In the URTI class we find laryngitis, tracheitis and bronchitis. The main symptom is cough; other symptoms are fever, headache and pains. If the infections occurs in the nose, there could be also cold symptoms. Upper respiratory infections are one of the most frequent causes of doctors visits with varying symptoms ranging from runny nose, sore throat and cough, to breathing difficulty and lethargy. In the United States, upper respiratory infections are the most common illness leading to missing school or work.
The peak of these symptoms is usually 2 or 3 days after the infection. The cough may persist even if the infection has disappeared.
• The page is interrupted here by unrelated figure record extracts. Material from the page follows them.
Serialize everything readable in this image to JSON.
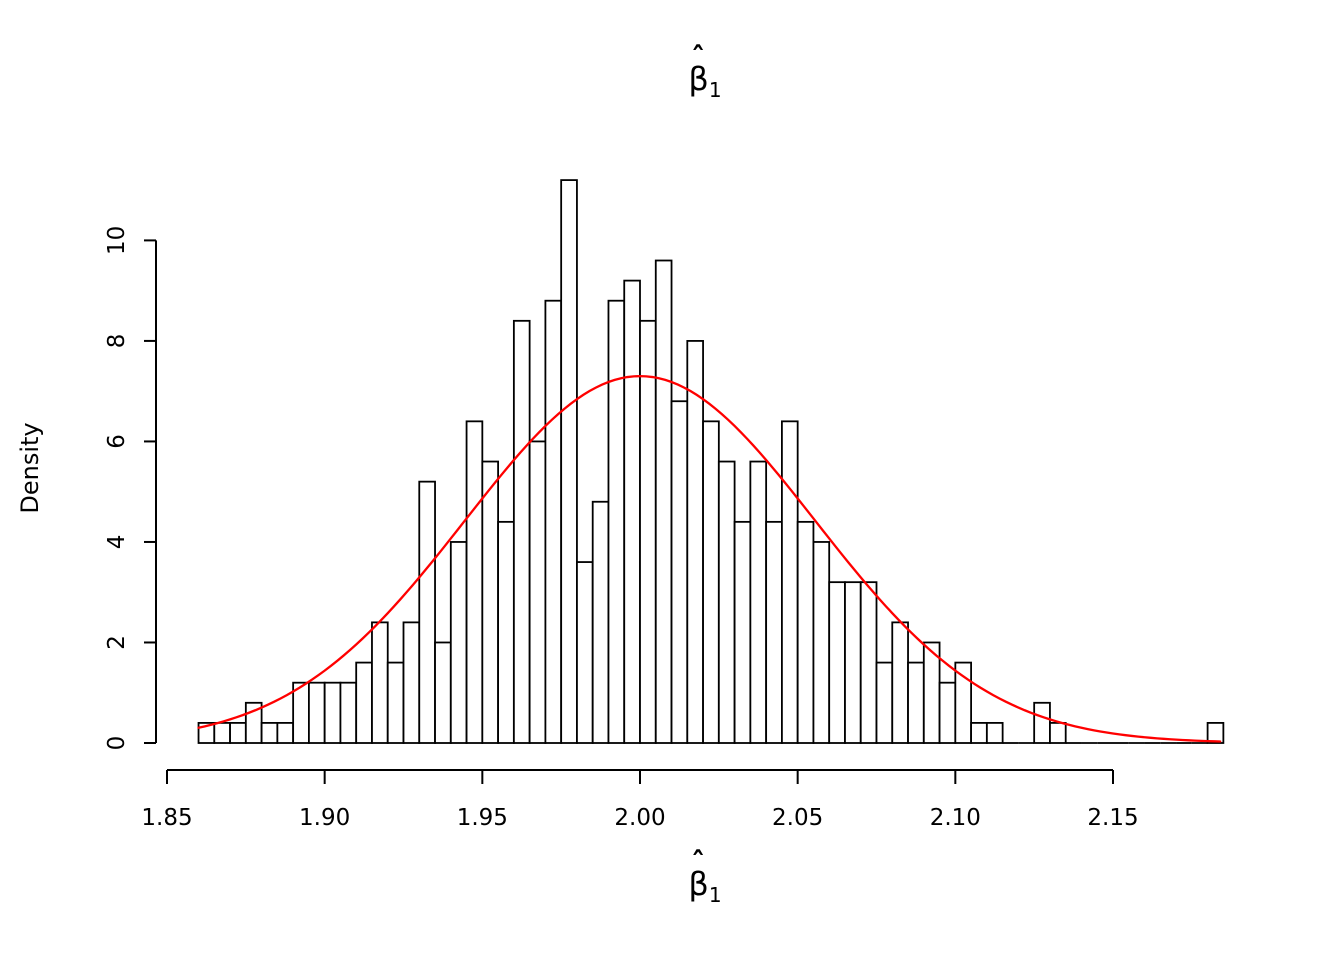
{
  "figure": {
    "background": "#ffffff",
    "text_color": "#000000"
  },
  "title": {
    "hat": "ˆ",
    "beta": "β",
    "sub": "1"
  },
  "xlabel": {
    "hat": "ˆ",
    "beta": "β",
    "sub": "1"
  },
  "ylabel": "Density",
  "chart_data": {
    "type": "bar",
    "subtype": "histogram-with-density-curve",
    "title": "β̂₁",
    "xlabel": "β̂₁",
    "ylabel": "Density",
    "x_axis": {
      "min": 1.85,
      "max": 2.15,
      "tick_values": [
        1.85,
        1.9,
        1.95,
        2.0,
        2.05,
        2.1,
        2.15
      ],
      "tick_labels": [
        "1.85",
        "1.90",
        "1.95",
        "2.00",
        "2.05",
        "2.10",
        "2.15"
      ]
    },
    "y_axis": {
      "min": 0,
      "max": 10,
      "tick_values": [
        0,
        2,
        4,
        6,
        8,
        10
      ],
      "tick_labels": [
        "0",
        "2",
        "4",
        "6",
        "8",
        "10"
      ]
    },
    "grid": false,
    "legend": false,
    "bins": {
      "start": 1.86,
      "width": 0.005,
      "densities": [
        0.4,
        0.4,
        0.4,
        0.8,
        0.4,
        0.4,
        1.2,
        1.2,
        1.2,
        1.2,
        1.6,
        2.4,
        1.6,
        2.4,
        5.2,
        2.0,
        4.0,
        6.4,
        5.6,
        4.4,
        8.4,
        6.0,
        8.8,
        11.2,
        3.6,
        4.8,
        8.8,
        9.2,
        8.4,
        9.6,
        6.8,
        8.0,
        6.4,
        5.6,
        4.4,
        5.6,
        4.4,
        6.4,
        4.4,
        4.0,
        3.2,
        3.2,
        3.2,
        1.6,
        2.4,
        1.6,
        2.0,
        1.2,
        1.6,
        0.4,
        0.4,
        0,
        0,
        0.8,
        0.4,
        0,
        0,
        0,
        0,
        0,
        0,
        0,
        0,
        0,
        0.4
      ]
    },
    "bar_fill": "#ffffff",
    "bar_stroke": "#000000",
    "normal_curve": {
      "mean": 2.0,
      "sd": 0.0555,
      "peak_density": 7.3,
      "color": "#ff0000",
      "x_from": 1.86,
      "x_to": 2.185
    }
  }
}
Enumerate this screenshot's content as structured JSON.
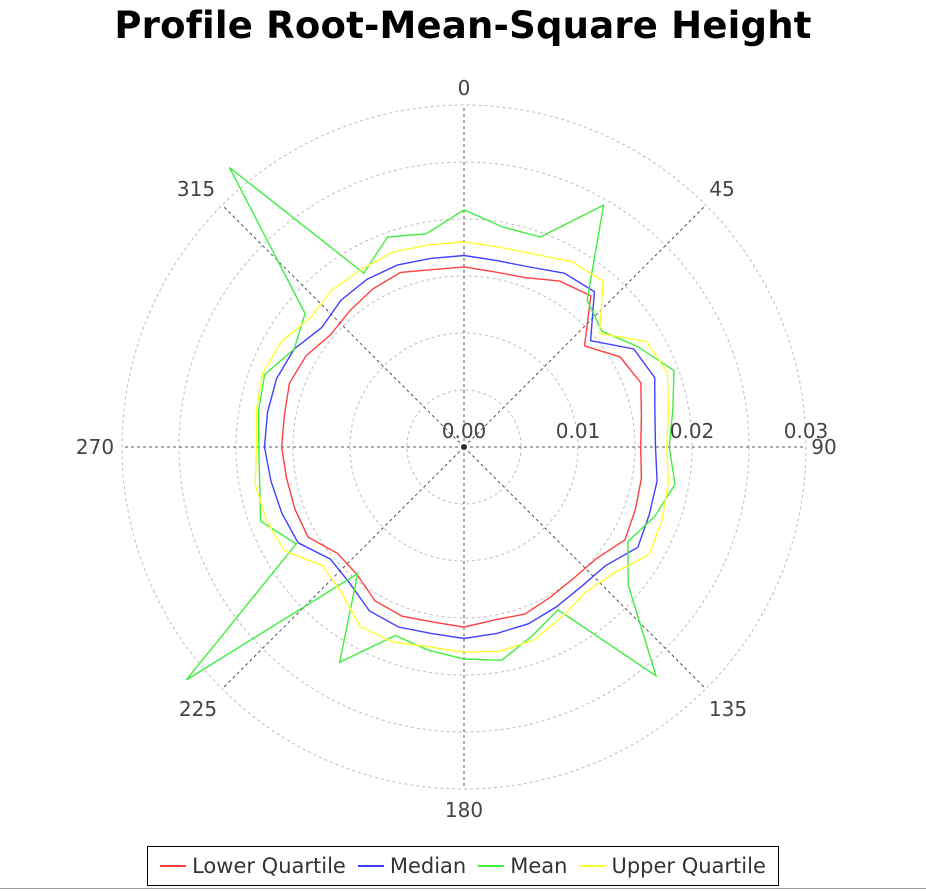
{
  "chart_data": {
    "type": "polar-line",
    "title": "Profile Root-Mean-Square Height",
    "angle_unit": "degrees",
    "angle_tick_labels": [
      "0",
      "45",
      "90",
      "135",
      "180",
      "225",
      "270",
      "315"
    ],
    "radial_tick_labels": [
      "0.00",
      "0.01",
      "0.02",
      "0.03"
    ],
    "radial_range": [
      0,
      0.03
    ],
    "grid": true,
    "legend_position": "bottom",
    "angles": [
      0,
      10,
      20,
      30,
      40,
      50,
      60,
      70,
      80,
      90,
      100,
      110,
      120,
      130,
      140,
      150,
      160,
      170,
      180,
      190,
      200,
      210,
      220,
      230,
      240,
      250,
      260,
      270,
      280,
      290,
      300,
      310,
      320,
      330,
      340,
      350
    ],
    "series": [
      {
        "name": "Lower Quartile",
        "color": "#ff4040",
        "values": [
          0.0158,
          0.0156,
          0.0158,
          0.0168,
          0.0173,
          0.0138,
          0.0158,
          0.0165,
          0.0158,
          0.0155,
          0.0158,
          0.016,
          0.0163,
          0.0152,
          0.015,
          0.0152,
          0.0156,
          0.0154,
          0.0158,
          0.0156,
          0.0158,
          0.0156,
          0.0146,
          0.0145,
          0.0158,
          0.0158,
          0.0158,
          0.016,
          0.016,
          0.0163,
          0.016,
          0.0153,
          0.0156,
          0.016,
          0.0163,
          0.0158
        ]
      },
      {
        "name": "Median",
        "color": "#4040ff",
        "values": [
          0.0168,
          0.0166,
          0.0168,
          0.0176,
          0.0178,
          0.0145,
          0.0172,
          0.0178,
          0.017,
          0.0168,
          0.0172,
          0.0173,
          0.0176,
          0.0162,
          0.016,
          0.0162,
          0.0165,
          0.0166,
          0.0168,
          0.0166,
          0.0168,
          0.0166,
          0.0156,
          0.0153,
          0.0168,
          0.017,
          0.0172,
          0.0175,
          0.0175,
          0.0175,
          0.0172,
          0.0163,
          0.0168,
          0.017,
          0.017,
          0.0168
        ]
      },
      {
        "name": "Mean",
        "color": "#40ee40",
        "values": [
          0.0208,
          0.0196,
          0.0196,
          0.0245,
          0.0168,
          0.0158,
          0.0176,
          0.0196,
          0.0186,
          0.018,
          0.0188,
          0.0178,
          0.0166,
          0.0188,
          0.0262,
          0.0165,
          0.0176,
          0.019,
          0.0186,
          0.0181,
          0.0176,
          0.0218,
          0.0145,
          0.0318,
          0.017,
          0.019,
          0.0182,
          0.018,
          0.0183,
          0.0186,
          0.0172,
          0.0182,
          0.032,
          0.0176,
          0.0196,
          0.019
        ]
      },
      {
        "name": "Upper Quartile",
        "color": "#ffff30",
        "values": [
          0.018,
          0.0178,
          0.018,
          0.0188,
          0.019,
          0.0155,
          0.0185,
          0.019,
          0.0182,
          0.0178,
          0.0182,
          0.0185,
          0.0188,
          0.0172,
          0.0166,
          0.0172,
          0.018,
          0.0182,
          0.018,
          0.0178,
          0.0182,
          0.0182,
          0.0167,
          0.0162,
          0.0182,
          0.0185,
          0.0186,
          0.0182,
          0.0185,
          0.0188,
          0.0185,
          0.0176,
          0.018,
          0.018,
          0.0182,
          0.018
        ]
      }
    ]
  }
}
The reason is that the inflammation in the airways, caused by the infection, is a little bit longer to settle. Sometimes it takes 3 weeks to clear it completely.
Most URTI do not cause complications. A URTI may trigger coughing, wheezing and shortness of breath if the patient suffers of asthma or other lung diseases. Sometimes the infection can travel to the lung tissue, sinuses or ears. It is very difficult to prevent URTI since they are caused by a lot of different viruses (mostly adenovirus and rhinovirus), and it is easier to have an URTI living or working in crowded places such as public transportations and schools.
Although upper respiratory infections can happen at any time, they are most common in fall and winter months, from September to March. It may be due to the fact that these are the usual school months when children spend a lot of time in groups and inside closed doors. Furthermore, many viruses of upper respiratory infections thrive in the low humidity of winter.